His hair was in messy jet black swirls, and his smoky beard curled around the zippers of his leather jacket. But most important of all, he still had the scar, that beautiful incision that ran from his left eye, across his bee-sting lips, and disappeared beneath the right side of his chin. I pulled out my tarot deck from the back pocket of my jeans with a look of both cunning and innocence, and pulled out one card, smirking.
"The Magician," he smirked back, curling his pompous upper-lip.
It was The Magician, but I think he knew this, because he didn’t wait for me to answer. He just pulled out his own deck from his own back pocket (Oh Gosh!) and pulled out his own card. I became still and I knew.
He flipped the card over and it was indeed the Pope, also called the Hierophant, sitting with his sceptre.
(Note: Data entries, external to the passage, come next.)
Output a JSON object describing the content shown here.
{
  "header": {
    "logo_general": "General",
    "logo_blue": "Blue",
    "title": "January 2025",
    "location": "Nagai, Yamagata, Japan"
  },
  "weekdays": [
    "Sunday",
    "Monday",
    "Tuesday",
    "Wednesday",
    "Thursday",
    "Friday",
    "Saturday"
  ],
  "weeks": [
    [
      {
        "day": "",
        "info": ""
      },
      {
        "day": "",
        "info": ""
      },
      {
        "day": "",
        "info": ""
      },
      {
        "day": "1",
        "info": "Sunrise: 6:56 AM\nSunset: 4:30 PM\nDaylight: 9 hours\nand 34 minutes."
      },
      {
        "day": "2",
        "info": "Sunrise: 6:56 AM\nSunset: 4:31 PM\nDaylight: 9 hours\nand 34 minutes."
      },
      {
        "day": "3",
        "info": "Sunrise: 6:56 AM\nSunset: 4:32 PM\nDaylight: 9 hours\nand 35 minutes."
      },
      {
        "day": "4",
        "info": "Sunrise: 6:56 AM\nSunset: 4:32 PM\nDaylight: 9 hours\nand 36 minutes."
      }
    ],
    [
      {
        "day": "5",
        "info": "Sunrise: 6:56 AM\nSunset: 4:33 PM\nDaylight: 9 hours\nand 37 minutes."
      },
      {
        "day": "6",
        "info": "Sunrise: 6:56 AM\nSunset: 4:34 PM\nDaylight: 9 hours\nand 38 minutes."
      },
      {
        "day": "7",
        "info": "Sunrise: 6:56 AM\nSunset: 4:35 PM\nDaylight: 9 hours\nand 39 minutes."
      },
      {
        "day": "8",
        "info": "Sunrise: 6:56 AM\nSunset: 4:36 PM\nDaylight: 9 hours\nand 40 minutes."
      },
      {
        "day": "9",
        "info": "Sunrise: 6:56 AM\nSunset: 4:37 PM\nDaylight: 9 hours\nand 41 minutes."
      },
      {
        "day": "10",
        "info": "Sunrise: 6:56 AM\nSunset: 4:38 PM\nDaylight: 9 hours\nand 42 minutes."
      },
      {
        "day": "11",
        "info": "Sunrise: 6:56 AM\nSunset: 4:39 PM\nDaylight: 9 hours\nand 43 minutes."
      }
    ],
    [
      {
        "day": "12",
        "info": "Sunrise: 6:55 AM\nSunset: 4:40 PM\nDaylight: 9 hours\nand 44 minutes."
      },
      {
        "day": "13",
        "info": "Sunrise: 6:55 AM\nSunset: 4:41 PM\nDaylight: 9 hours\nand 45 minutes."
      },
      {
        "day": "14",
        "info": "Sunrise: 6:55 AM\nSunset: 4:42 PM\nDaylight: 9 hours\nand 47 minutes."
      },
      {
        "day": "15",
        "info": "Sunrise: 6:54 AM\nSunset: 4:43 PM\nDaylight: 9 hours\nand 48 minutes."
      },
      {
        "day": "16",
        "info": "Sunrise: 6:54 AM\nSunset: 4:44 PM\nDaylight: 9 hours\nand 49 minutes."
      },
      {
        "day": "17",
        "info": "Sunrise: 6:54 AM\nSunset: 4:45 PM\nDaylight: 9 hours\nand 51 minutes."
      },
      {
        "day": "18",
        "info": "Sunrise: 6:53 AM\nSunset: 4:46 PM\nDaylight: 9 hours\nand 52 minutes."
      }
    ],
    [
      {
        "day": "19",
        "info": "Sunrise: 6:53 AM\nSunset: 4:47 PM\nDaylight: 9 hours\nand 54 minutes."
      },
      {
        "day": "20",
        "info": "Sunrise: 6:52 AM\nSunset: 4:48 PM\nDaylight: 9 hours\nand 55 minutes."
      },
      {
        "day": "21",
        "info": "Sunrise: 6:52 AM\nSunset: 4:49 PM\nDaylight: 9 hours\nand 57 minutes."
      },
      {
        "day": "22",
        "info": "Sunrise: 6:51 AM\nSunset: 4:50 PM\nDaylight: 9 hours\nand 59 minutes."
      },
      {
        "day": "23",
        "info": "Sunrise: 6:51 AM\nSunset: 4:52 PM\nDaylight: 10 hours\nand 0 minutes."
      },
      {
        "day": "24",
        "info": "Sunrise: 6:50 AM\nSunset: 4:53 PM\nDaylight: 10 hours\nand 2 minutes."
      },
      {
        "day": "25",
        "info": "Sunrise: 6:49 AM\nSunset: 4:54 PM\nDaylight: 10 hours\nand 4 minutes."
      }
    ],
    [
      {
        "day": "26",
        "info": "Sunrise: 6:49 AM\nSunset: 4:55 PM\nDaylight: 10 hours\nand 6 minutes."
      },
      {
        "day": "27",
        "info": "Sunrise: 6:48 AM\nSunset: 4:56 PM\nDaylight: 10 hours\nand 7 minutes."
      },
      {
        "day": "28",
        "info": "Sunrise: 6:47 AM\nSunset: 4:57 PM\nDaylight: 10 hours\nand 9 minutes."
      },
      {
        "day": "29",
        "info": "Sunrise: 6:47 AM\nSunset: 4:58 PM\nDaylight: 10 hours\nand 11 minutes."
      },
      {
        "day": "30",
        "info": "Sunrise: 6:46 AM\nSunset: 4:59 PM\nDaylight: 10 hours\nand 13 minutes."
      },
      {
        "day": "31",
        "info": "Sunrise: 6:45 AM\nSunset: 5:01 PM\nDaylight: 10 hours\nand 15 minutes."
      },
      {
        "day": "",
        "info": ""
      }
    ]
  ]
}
I wanted to cry, and intuiting this, Elliott hugged me deep. He smelled like cigarettes, Irish Spring, and old worn-out leather, and I curled my weak arms under him and clutched his shoulders.
"I wonder you . ."
" . . I wonder you," he replied.
Oh, the rhythmical way that we breath! Our hearts sang bird songs at two different tempos, but in an instant of being near each other, our heart rates had synchronized. Five years.
"I change my mind," he said. "I want to take you out. Where do you want to go, flower?"
"Anywhere," I said. "I don’t care! I don’t care!" I beamed child-like.
And as I crawled into his car and packed a bowl, I felt the hot street hum under the squelching tires, and I shot cunning side-glances at my beautiful companions, singing the Smiths and passing around gin in the back seat.
Even when Elliott is focused on the road, out of my periphery, I still feel like he’s watching me, staring at me gently with his sad old dog eyes. I used to think the same thing all those years ago, when we would drive in the same Lexus and go on our numerous adventures. And that’s when I knew. That’s when I knew that Elliott wouldn’t be leaving anywhere ever again without me. That’s when I knew that I would follow him, and struggle for him, dance for him, and look at ugliness for him, and be there for him, for the rest of my life, from that day forward.